Christian Van Gysel : Jusqu’à 5 600. Nous visons 3 000…

- Soit plus de trois fois la jauge du lieu où se déroulait la précédente édition (l’Opéra de Massy)…

Christian Van Gysel : Oui, sachant aussi que nous disons 3 000 pour ne pas affoler l’équipe. Mais, bien sûr, si nous pouvions aller jusqu’à 5 600… (rire).
A la différence des lieux précédents, le Grand Dôme n’est pas encore équipé pour recevoir un événement comme le nôtre. Il nous faudra donc solliciter des prestataires et fournisseurs via des appels d’offre, pour en assurer l’éclairage, la sono, etc. Soit une charge de travail supplémentaire par rapport aux éditions précédentes. Mais le jeu en vaut la chandelle.
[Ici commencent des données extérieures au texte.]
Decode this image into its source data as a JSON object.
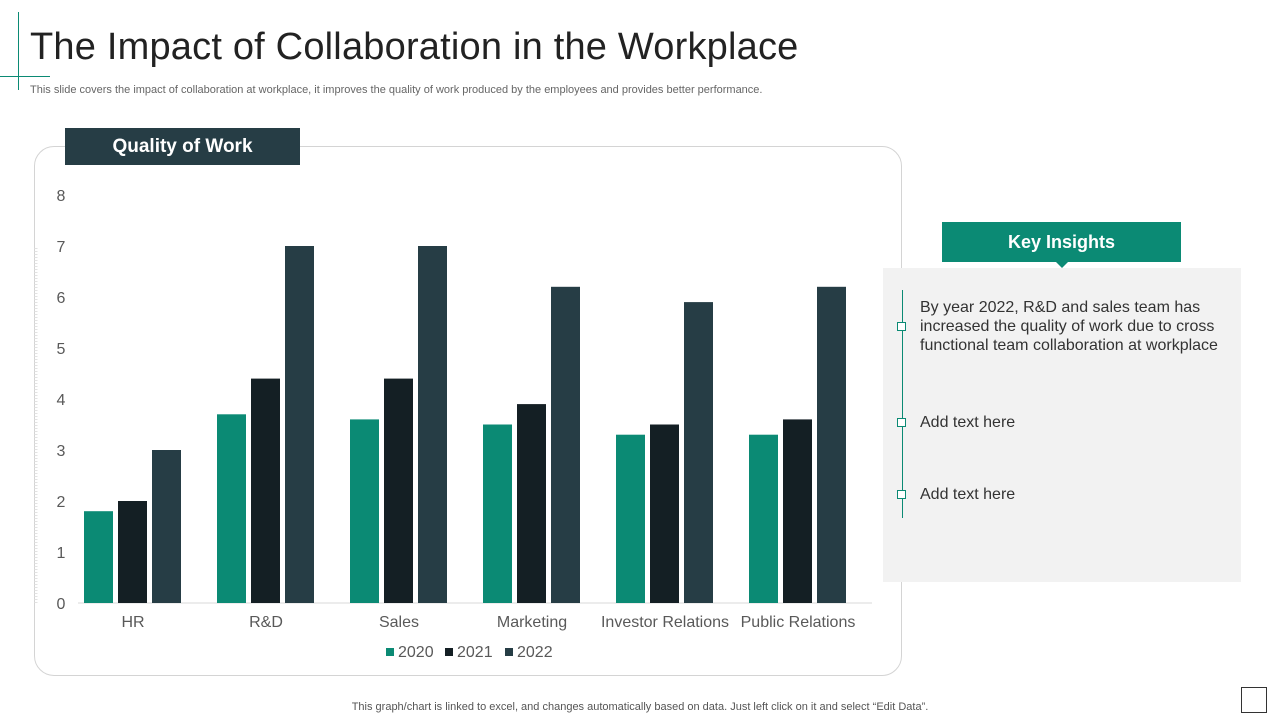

Assya Van Gysel : Malgré ces contraintes, ce lieu a une âme qu’on ressent dès qu’on y pénètre. On y est accueilli par un portrait de Jigoro Kano, le fondateur japonais du judo (le lieu abrite la Fédération française de cette discipline)…

- A un titre plus personnel, comment avez-vous vécu le confinement ?

Christian Van Gysel : Ce qui m’a le plus gêné, au début, c’est ce sentiment de jours qui se succédaient en se ressemblant. Et pour cause, nous n’avions plus la possibilité de varier les plaisirs en sortant le soir, pour voir des amis, aller au cinéma… Loin de moi de me plaindre pour autant. Pour gérer des équipes à travers le monde, je peux témoigner du fait que des populations sont encore soumises à des confinements autrement plus stricts et plus longs que celui que nous avons vécu. Je pense tout particulièrement à mes collègues indiens, qui sont confinés depuis quatre mois et je crains pour eux que le confinement ne dure encore des semaines voire des mois.

Assya Van Gysel : Pour ce qui nous concerne, nous nous en sommes sortis en respectant des rituels au sein de notre ménage comme ce Tea time auquel vous participez, ou encore une séance yoga et de méditation, chaque matin. Avec l’équipe TEDx Saclay, nous avons programmé une réunion hebdomadaire, le mardi soir, en plus de la réunion programmée tous les quinze jours, le vendredi soir, dans un esprit convivial – en principe chacun apporte quelque chose à grignoter ; pour cause de confinement, nous avons organisé des apéritifs à distance. Au final, je ne pense pas que notre productivité en ait été affectée, au contraire. Si j’ai pâti de quelque chose, c’est du manque d’interactions sociales « en vrai ».